Chapter 5: Local Probabilistic Models

Continuous Variables

Some variables (e.g., position, velocity, temperature, pressure) are best modeled in a continuous space.

Discretization and its limitations

Example: A robot moving in 2D environment, where it position is described by x and y coordinates.

  • Approximate position using a discrete grid with 15 cm per cell.
    • Computational Infeasibility: Suppose each coordinate (x, y) has 1000 possible values $\rightarrow$ 1000 $\times$ 1000 = 1,000,000 possible discrete positions.
    • Loss of Structure: Break the natural continuity of the robot’s position.
    • Lack of Smooth Transitions:
      • Basic continuity assumptions imply relationships between probabilities of nearby positions (i.e., smooth transitions),
      • discrete models struggle to capture this property $\rightarrow$ Can not guarantee that nearby positions have similar probabilities.

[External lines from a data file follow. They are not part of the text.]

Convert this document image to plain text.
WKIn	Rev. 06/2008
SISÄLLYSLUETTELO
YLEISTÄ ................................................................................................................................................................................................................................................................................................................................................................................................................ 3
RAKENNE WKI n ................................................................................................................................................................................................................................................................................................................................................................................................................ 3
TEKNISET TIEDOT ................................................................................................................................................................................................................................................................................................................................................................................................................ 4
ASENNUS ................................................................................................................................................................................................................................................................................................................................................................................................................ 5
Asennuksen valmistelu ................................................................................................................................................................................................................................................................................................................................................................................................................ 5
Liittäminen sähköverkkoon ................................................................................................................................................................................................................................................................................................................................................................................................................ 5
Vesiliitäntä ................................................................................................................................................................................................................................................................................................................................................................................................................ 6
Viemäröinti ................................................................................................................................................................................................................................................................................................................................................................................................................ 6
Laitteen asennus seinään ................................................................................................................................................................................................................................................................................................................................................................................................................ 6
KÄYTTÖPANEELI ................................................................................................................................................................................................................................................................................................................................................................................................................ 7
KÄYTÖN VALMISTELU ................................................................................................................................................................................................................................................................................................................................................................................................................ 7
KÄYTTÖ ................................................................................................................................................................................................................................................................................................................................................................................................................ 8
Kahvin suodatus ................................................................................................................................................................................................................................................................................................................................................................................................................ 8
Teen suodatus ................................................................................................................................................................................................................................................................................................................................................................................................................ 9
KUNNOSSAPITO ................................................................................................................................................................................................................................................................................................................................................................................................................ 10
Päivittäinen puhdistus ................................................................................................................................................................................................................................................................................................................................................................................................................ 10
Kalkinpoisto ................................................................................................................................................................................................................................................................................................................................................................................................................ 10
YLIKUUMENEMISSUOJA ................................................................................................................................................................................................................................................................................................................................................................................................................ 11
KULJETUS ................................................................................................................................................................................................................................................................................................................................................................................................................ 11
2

BN requires the CPD $P(X \mid \text{Pa}_X)$ represent a distribution over $X$, for every assignment of values $\text{pa}_X$ to $\text{Pa}_X$.

  • $X$ might be continous.
  • Some of $X$’s parents might be continuous as well.

Example

  • Continuous Temperature (T) variable.
  • Sensor (S) that measures the temperature in a room.
    • This sensor is not perfect $\rightarrow$ the senor is around the right temperature but not quite. Sensor S is normal distribution around T (true Temperature) with some standard deviation $\sigma$ “Temparature example”

Linear Gaussian CPD

Linear Gaussian CPD

Let $Y$ be a continuous variable with continuous parents $X_1, \dots X_k$. $Y$ has a linear Gaussian model if there are parameters $w_0, \dots w_k$ and $\sigma^2$ such that: $$ p(Y \mid X_1, \dots , X_k) = \mathcal{N}(w_0 + w_1X_1 + \dots + w_kX_k; \sigma^2). $$ $$ \Leftrightarrow (Y \mid X_1, \dots, X_k) \sim \mathcal{N}(w_0 + \sum w_iX_i; \sigma^2). $$

In vector notation, $$ p(Y \mid \bf{x}) = \mathcal{N}(w_0 + \bf{w}^\intercal \bf{X}; \sigma^2). $$

Y is a linear function of the variables $X_1, \dots X_k$, with the addition of Gaussian noise: $$ Y = w_0 + w_1X_1 + \dots + w_kX_k + \epsilon, $$ with $\epsilon \sim \mathcal{N}(0, \sigma^2). $


Example 1: Car Motion

Linear Gaussian CPD

Car moving along straight line

  • At $t$ second
    • Position: $X^t$ (at meter #510).
    • Velocity: $V^t$ (15 m/s).
  • Then at $t + 1$
    • Position: $X^{t + 1} = X^t + V^t$ (expect: #525).
If there is stochasticity in motion, then it is much more realistic to describe the car’s position $X^{t + 1}$ using a Gaussian distribution: $$ X^{(t + 1)} \sim \mathcal{N}(525, 5). $$

Example 2: Temperature

Linear Gaussian CPD

$T$: The temperature now.

$T’$: The temperature soon. Depends on $T$ and $O$.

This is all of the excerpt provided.